Pictie: Simple functional geometry
Pictie is a simple, standalone C++ graphics package implementing an algebra of painters. It was created not to be a great graphics package but rather to be a test-bed for compiling C++ libraries to WebAssembly.
Testing
Run make -C tests check
to build pictie "natively" and use it to
generate some test images. The reference outputs are checked into
revision control and can be viewed on
github.
WebAssembly
It's easier than you might think!
Install Emscripten
This is probably not the easiest way to install Emscripten, but since Emscripten just switched to use LLVM's WebAssembly backend instead of its own, at least it is foolproof. See the upstream documentation for the official recommendations.

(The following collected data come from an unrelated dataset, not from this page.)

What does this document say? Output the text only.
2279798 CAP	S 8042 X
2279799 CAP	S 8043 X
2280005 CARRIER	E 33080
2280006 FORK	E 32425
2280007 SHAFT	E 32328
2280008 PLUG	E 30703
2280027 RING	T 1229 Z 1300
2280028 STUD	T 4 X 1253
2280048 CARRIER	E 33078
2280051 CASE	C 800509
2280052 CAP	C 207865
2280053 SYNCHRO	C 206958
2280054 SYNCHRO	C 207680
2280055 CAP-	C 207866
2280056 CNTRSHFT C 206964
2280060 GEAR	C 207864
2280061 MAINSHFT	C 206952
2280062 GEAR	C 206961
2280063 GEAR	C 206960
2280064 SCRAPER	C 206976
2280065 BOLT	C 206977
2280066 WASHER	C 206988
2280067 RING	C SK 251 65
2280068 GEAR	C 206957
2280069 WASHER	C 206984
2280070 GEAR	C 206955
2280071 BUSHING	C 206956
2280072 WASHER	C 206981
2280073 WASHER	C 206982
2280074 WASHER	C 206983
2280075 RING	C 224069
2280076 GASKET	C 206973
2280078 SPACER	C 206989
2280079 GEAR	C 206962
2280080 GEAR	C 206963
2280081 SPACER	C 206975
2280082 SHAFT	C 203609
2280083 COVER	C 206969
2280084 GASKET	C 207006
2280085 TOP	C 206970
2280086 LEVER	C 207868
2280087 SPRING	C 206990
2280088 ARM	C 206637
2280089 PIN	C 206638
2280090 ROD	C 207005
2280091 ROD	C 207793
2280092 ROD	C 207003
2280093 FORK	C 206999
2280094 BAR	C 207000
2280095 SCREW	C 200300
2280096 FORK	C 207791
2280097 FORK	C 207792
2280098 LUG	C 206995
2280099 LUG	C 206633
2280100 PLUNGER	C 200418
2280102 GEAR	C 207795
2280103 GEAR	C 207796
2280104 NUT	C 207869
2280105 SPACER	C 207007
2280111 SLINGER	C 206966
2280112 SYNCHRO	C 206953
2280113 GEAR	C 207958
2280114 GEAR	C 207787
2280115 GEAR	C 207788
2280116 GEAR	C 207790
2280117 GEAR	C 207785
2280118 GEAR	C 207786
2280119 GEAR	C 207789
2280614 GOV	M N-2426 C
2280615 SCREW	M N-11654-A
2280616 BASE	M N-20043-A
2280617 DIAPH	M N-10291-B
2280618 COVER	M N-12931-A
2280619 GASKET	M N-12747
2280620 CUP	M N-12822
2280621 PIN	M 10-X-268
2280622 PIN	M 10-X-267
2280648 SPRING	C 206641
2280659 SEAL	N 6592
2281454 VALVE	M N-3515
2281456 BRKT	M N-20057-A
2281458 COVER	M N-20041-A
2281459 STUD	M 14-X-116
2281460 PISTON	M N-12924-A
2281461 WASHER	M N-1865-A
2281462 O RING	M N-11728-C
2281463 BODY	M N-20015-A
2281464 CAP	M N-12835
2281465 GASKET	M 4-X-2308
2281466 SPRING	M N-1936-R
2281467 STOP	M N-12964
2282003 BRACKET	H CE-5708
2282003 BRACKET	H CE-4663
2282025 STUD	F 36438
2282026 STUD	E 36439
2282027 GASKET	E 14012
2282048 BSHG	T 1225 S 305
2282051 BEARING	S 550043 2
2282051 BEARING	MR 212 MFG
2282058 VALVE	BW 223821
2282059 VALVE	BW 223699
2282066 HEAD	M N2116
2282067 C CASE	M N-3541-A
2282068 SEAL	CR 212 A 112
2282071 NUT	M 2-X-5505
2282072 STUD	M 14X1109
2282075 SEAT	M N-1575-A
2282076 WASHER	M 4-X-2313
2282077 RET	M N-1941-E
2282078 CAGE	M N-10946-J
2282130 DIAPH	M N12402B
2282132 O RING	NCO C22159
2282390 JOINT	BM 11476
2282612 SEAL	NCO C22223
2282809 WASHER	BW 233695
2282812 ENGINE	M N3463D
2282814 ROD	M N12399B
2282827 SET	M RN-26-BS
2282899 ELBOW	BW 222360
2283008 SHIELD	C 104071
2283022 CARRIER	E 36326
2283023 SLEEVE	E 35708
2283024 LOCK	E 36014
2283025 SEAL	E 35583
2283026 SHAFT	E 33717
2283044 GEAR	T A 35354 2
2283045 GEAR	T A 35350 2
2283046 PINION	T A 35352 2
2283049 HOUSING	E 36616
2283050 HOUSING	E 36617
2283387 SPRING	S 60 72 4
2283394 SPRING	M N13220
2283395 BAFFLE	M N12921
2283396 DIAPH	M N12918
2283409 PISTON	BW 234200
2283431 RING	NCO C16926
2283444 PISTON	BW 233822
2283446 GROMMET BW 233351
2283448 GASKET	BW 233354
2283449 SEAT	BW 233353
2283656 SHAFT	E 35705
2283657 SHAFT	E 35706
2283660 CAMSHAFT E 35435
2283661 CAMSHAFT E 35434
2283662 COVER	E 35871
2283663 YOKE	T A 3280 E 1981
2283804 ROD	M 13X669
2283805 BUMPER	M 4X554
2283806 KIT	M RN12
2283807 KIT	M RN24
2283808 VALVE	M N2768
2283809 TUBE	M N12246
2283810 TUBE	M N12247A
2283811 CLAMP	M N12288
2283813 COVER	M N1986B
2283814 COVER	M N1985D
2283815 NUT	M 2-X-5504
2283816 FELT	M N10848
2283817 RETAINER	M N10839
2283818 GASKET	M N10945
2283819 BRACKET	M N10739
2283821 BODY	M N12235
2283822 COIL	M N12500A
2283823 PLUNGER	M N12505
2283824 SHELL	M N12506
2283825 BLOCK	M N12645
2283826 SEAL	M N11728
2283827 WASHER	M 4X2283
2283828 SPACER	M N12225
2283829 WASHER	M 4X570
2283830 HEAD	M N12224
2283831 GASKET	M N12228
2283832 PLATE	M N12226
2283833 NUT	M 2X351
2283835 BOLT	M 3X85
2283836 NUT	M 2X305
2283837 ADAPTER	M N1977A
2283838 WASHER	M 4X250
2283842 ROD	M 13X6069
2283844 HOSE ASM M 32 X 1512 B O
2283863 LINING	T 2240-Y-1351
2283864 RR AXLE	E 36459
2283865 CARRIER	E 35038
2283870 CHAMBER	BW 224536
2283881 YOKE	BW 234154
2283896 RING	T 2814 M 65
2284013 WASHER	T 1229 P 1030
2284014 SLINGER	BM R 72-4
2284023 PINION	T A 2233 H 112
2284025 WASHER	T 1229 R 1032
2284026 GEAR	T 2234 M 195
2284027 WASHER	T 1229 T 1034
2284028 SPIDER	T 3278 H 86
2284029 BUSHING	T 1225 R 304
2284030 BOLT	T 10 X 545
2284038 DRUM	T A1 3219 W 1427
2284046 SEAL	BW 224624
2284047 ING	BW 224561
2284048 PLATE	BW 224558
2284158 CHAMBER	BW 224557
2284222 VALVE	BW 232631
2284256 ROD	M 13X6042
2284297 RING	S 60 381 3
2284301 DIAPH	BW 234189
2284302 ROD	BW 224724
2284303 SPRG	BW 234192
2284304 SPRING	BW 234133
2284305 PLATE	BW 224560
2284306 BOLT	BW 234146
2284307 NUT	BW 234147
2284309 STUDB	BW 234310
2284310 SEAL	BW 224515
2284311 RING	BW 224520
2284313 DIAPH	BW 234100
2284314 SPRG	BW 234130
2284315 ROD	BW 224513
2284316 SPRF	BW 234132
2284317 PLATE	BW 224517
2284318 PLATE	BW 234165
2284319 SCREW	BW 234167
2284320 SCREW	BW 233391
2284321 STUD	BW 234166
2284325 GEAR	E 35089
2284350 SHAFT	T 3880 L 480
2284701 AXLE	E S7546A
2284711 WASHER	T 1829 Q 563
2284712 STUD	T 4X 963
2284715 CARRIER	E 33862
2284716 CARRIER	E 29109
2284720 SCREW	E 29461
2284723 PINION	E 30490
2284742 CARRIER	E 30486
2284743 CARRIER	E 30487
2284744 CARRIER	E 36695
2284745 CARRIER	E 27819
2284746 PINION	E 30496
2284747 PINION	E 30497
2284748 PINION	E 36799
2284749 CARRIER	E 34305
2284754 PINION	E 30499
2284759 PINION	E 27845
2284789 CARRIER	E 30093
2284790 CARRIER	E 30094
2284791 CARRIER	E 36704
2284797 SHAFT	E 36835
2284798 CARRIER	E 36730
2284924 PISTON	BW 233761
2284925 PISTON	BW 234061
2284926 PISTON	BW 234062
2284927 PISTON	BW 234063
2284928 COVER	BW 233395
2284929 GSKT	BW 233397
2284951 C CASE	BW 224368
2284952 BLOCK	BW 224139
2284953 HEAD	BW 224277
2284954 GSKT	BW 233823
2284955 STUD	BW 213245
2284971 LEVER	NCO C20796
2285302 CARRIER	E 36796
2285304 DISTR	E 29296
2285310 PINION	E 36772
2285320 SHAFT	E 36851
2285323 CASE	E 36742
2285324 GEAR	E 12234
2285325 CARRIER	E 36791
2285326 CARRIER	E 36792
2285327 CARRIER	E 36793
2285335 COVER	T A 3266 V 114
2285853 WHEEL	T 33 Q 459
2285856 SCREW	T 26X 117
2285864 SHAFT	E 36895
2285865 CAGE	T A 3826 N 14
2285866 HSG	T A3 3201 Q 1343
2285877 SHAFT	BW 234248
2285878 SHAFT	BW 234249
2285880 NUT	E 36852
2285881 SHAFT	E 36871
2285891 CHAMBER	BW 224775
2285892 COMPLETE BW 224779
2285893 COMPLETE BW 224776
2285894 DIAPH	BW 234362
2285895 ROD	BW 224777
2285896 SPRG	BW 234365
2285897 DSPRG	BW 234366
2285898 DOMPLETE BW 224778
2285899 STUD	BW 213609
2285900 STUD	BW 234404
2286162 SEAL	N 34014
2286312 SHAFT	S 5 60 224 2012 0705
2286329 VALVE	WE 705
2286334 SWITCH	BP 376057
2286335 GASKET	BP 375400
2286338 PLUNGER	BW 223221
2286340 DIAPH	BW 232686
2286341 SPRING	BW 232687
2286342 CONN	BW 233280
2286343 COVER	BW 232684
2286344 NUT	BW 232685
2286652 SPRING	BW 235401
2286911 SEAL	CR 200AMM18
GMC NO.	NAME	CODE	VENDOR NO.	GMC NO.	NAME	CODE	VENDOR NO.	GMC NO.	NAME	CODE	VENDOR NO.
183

Download and build LLVM, enabling WebAssembly and the LLVM linker:
cd ~/src
git clone https://github.com/llvm/llvm-project.git
cd llvm-project
mkdir build
cd build
cmake -DLLVM_ENABLE_PROJECTS='lld;clang' -DLLVM_EXPERIMENTAL_TARGETS_TO_BUILD=WebAssembly -G "Unix Makefiles" ../llvm
make -j40
You might have to adjust the -j40
level. Also, the final linking
phase sometimes runs out of memory, so you might need to re-run the
make
stage until it works.
Then download Emscripten:
cd ~/src
git clone https://github.com/emscripten-core/emscripten.git
Now Emscripten is mostly written in Python actually, so you don't need
to build it. Just run ~/src/emscripten/emcc
and it will set itself up
for the first time, creating a file ~/.emscripten
as it does so.
You need to edit that file to point it to your LLVM. Go into ~/.emscripten
and
change the LLVM_ROOT
line to read:
LLVM_ROOT = os.path.expanduser(os.getenv('LLVM', '~/src/llvm-project/build/bin'))
And at that point, you should be good to go.
Build pictie.wasm
If you installed emscripten as above, then to build WebAssembly files, just run:
make EMSCRIPTEN=~/src/emscripten
If you installed emscripten somewhere else, adjust EMSCRIPTEN
appropriately.
The result will be a pictie.js
and pictie.wasm
file in the local
directory.
The default optimization flags passed to Emscripten is -Oz
, to
optimize for smallest code size. You can change these flags by setting
EMFLAGS
, as in make EMSCRIPTEN=~/src/emscripten EMFLAGS='-Oz --closure 1'
. (Setting --closure 1
enables the use of the Google
closure compiler on pictie.js
, for better dead-code elimination and
minification.)
Test it out in your web browser
There is a pictie.html
test harness in the root directory that
provides a kind of interactive graphics workbench, and which we use to
test out different modifications to the emscripten toolchain. This
requires that the web browser can be able to load pictie.js
and
pictie.wasm
from the same directory, which isn't always the case;
Chrome for example will refuse to do so. So, the solution there is that
emscripten packages a web server as well, which you can run via make run
. As before, you might need to pass EMSCRIPTEN=~/src/emscripten
or something on the command-line.
But, maybe you just want to have a peek, so you can give it a go at https://people.igalia.com/awingo/pictie.html. No guarantees that this copy will be kept up to date though!
History
Pictie is inspired by Peter Henderson's "Functional Geometry" (1982, 2002). "Functional Geometry" inspired the Picture language from the well-known Structure and Interpretation of Computer Programs computer science textbook.
Pictie takes its functional geometry implementation from Michael Sperber and Jens Axel Søgaard's port of the picture language (source).
The simple rasterizing canvas implementation in Pictie was written from scratch for the project.
License
The pictie example code is available Emscripten's licensing terms, which is a permissive free software license. See the LICENSE file for full details.